Eduarda Abbondanza recorda “a versatilidade do tecido industrial português, que o torna diversificado e atraente em termos de produção”. Acresce a existência de “centros tecnológicos e de inteligência têxtil, certificação, investigação, centros de formação técnica e ensino superior, laboratórios, gabinetes de design e protótipos, feiras e fashion weeks, somos digitais, crafters, trabalhamos com robótica e temos muitos sistemas de comunicação ativos. Temos quase tudo”. Para a presidente da ModaLisboa importa aperfeiçoar “o trabalho em rede e as colaborações, percebendo que o exercício do design é fundamental para o desenvolvimento de Moda”. Já a “sustentabilidade faz parte do nosso dia-a-dia e a estratégia de integração é fundamental, tanto a nível local como a nível de comunicação global”.

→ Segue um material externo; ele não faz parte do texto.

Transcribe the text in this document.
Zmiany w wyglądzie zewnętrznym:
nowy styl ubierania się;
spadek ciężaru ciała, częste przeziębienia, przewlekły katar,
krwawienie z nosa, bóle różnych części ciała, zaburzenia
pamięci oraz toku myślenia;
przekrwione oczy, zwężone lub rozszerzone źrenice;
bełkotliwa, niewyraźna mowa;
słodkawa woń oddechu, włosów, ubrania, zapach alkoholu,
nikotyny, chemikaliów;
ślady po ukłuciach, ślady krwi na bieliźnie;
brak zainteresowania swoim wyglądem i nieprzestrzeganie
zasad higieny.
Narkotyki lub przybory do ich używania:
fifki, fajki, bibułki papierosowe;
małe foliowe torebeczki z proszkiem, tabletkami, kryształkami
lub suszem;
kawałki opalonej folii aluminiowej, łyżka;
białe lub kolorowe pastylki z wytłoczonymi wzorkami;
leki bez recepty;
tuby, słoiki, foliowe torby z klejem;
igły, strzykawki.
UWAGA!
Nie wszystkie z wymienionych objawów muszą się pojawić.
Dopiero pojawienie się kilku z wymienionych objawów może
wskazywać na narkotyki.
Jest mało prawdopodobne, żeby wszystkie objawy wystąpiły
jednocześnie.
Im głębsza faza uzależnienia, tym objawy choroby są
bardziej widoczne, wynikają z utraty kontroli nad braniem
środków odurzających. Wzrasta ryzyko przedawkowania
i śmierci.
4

De acordo com Eduarda Abbondanza “a nossa indústria é responsável, informada, cumpridora das normas europeias de produção e de grande qualidade”. Adicionalmente, “consciente de que o preço é uma questão determinante relativa à produção, teremos de saber competir por uma produção valorizada pelos níveis de qualidade, ética, know-how, inovação e tecnologia, e compromisso”. A tudo isto resta “acrescentar que o desenvolvimento de marcas portuguesas é cada vez mais uma urgência, porque acrescenta mais-valias ao valor de produção através de uma montra do pensamento de design em constante evolução em Portugal”.
“Criatividade, inovação, competência, empreendedorismo e transparência” serão os pilares da indústria portuguesa de futuro. A tese de Mónica Neto sustenta-se no facto de que só dessa forma será “possível retomar a rota de crescimento e evolução que vínhamos trançando”. Para a responsável pelo Portugal Fashion “não haverá distância de segurança entre a inovação tecnológica e a criatividade do setor, a digitalização deixará de ser futuro, de uma vez por todas, as práticas de sustentabilidade deixarão de ser marketing ou tendência e serão finalmente condição de existência. A indústria prepara-se assim para um setor mais lento na essência, mas mais rápido na resposta ao seu cliente e ao seu consumidor e mais capaz de escalar em valor acrescentado.”
Fátima Santos acredita que “foi criada uma oportunidade para repensar os modelos de negócio e de produção e isso abre espaço a que possamos também redefinir o nosso posicionamento internacional, que navegou sempre ao fluxo do curto prazo, sem uma estratégia sustentável, imune às flutuações do mercado internacional”. César Araújo defende que “somos uma indústria com um enorme know-how não só na produção como também no desenvolvimento de produto, conseguimos trabalhar em parceria com os clientes para lhes dar aquilo que eles procuram. Não somos meros produtores, somos prestadores de um serviço de qualidade, que vai desde o design e o desenvolvimento dos protótipos à escolha dos materiais e às soluções de logística mais avançadas. Tudo num mesmo local, num raio de ação muito curto e a poucas horas de avião dos principais destinos de moda. É isso que nos torna diferentes da concorrência e que nos vai permitir ultrapassar os próximos desafios”.
Para Luís Onofre “Portugal caminha para ser o epicentro europeu no desenvolvimento de soluções sustentáveis”. “Temos competência, conhecimento articulado ao longo de gerações, que aliamos a uma capacidade de resposta rápida invulgar”.